When it comes to environmental issues, Keil says the chemistry part of a product is a small portion of the hospitals overall spending. Hospitals are just as interested in energy consumption, water conservation and reduction of waste. It’s less about a green soap and more about a total impact from those other areas.

“Healthcare providers want to have that conversation,” said Keil. “Environmentally conscious decision making is here to stay.”

Ecolab presents themselves as the worlds’ largest cleaning and sanitizing company. The company was originally named Economics Lab, but one would think the name Ecolab is a play on ‘ecology,’ because that has been a focus of the company, both in the products and services it sells and in how it conducts its operations.

“We look at sustainability in our own lifecycle and measure our environmental stewardship and social responsibility,” said Keil. “We’ve reduced our greenhouse gas emissions. We evaluate any proposed formulation material against a biodegradability profile and corporate sustainability standards permeate product development.

“But people don’t come to us to buy green products,” said Keil. “They come to find a solution to their problems.”

Akira McCrary’s problem was ensuring environmentally friendly discharge into the San Francisco Bay. McCrary is Manager of Sterile Processing at Santa Clara Valley Medical Center, in San Jose, Cal. His department is responsible for medical and surgical instrumentation for the 450-bed hospital and seven outlying clinics.

The hospital needed to move on environmental issues to comply with stringent EPA guidelines, Santa Clara County and City of San Jose regulations, and of course, those from the State of California.

Team Effort

Valley Medical’s infection control board, safety committee and its purchasing department were actively involved in the hospital’s decision to adopt environmentally friendly cleaners. One green product McCrary and the team settled on was a sterilant from Ecolab. The sterilant discharges less byproduct than the product it replaced and it is available in a small solid brick, similar to dishwasher soap. The previous product the department used only came in liquid form and in 55 gallon drums. The new product’s packaging is the size of a margarine container.
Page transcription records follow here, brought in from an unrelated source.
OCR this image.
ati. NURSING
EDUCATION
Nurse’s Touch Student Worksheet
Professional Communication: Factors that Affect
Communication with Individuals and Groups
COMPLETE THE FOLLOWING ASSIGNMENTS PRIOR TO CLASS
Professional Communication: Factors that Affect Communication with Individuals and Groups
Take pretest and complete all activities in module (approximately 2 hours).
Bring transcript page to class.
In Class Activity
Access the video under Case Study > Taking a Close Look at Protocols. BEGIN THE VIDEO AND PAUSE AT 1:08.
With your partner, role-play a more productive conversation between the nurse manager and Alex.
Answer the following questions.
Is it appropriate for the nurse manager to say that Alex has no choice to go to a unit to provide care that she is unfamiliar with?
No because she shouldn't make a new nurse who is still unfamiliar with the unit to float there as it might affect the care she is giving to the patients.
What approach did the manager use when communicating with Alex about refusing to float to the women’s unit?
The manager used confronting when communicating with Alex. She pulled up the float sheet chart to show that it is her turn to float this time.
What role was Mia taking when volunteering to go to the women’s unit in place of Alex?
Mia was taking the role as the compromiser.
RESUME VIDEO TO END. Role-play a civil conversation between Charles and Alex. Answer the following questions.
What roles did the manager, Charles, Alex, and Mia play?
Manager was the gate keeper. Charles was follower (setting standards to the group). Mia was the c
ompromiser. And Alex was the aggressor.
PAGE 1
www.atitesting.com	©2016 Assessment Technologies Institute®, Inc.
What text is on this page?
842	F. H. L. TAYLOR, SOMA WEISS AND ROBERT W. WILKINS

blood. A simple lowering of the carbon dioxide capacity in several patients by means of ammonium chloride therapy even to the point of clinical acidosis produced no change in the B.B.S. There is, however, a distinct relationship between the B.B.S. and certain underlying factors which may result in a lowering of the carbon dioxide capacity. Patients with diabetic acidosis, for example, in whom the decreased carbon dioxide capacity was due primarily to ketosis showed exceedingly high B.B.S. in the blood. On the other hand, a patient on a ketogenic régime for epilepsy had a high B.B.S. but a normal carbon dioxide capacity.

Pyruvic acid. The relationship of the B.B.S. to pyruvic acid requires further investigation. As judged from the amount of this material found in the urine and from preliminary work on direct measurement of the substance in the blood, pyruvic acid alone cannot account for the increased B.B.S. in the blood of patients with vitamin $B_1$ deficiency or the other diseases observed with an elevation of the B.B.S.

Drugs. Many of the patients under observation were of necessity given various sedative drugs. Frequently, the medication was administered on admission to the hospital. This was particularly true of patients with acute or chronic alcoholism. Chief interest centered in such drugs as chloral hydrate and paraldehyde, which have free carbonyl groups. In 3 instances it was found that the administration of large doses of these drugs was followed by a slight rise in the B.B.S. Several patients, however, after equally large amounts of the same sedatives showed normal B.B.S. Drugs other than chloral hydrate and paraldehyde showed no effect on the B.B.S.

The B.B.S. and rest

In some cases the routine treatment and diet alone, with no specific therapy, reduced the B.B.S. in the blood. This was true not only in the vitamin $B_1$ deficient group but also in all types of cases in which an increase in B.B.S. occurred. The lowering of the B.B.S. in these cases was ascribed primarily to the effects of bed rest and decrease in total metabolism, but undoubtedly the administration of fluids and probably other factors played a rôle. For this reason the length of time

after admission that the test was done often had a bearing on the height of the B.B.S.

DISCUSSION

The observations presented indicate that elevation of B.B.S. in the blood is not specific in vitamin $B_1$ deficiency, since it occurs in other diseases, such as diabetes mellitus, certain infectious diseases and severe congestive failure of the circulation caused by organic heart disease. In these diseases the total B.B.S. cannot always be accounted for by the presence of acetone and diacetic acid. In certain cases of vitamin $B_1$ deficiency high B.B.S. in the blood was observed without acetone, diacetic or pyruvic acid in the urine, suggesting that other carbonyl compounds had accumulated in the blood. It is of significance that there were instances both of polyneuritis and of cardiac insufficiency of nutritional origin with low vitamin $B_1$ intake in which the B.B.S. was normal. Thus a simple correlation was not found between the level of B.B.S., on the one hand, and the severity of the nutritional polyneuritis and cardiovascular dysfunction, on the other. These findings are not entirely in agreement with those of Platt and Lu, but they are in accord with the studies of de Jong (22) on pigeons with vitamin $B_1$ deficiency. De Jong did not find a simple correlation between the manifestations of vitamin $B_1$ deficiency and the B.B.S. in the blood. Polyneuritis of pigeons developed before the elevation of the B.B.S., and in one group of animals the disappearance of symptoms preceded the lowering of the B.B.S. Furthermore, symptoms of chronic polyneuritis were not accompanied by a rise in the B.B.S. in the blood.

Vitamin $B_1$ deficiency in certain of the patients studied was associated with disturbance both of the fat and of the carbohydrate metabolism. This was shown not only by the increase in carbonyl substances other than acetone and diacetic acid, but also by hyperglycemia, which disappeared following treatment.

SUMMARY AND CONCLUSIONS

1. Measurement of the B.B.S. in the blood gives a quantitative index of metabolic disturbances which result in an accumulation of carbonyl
“This is California, after all,” said McCrary. “These days you have to be green in everything. Being an avid outdoorsman, I see firsthand the impacts of neglecting the environment. I love to fish – salmon, trout, striped bass – and when I see the level of waterway pollution we have it disgusts me. Rubbish, sediment, contaminants floating at the surface. The Bay is polluted enough from heavy manufacturing; I don’t want to contribute to that sad situation. I can actually have a hand in improving things.”

McCrary says the hospital does discharge solids and liquids and they do so with the environment in mind. Governmental watchdog organizations monitor hospital discharges in liquid and biohazardous waste that is put through the municipal waste system.

“Before, you could see the residual byproduct in the washers and sterilizers, but that’s no longer the case,” McCrary said. “Machines and instruments reflect that the product is working, and we don’t have to use as much. With the liquid product, we’d never use it all up because there was always two inches left in the bottom of the plastic drum liners that we couldn’t easily get to, product that would be shipped off to the landfill.”

And in addition to the environmental benefits of switching to this one greener solution, McCrary also reduced cost by 30 percent, maximized storage space, and reduced occupational health and safety claims because there were no more back injuries from moving the heavy drums.

With results like that, the hospital is reviewing green solutions hospital wide.

“I have colleagues in other hospitals that shy away from green initiatives,” said McCrary. “It’s because they were given bad information in the past by a supplier or even an internal group, and then they went ahead and acted on that info. You can’t just take someone else’s opinions. You need to ask questions, do the research, read the literature and know what your goals are in making a change in order to make a qualified decision for your organization.

“We need to do what we can in looking out for the country and the world, really, and we need to be certain our suppliers offer products and policies to reflect that,” McCrary said.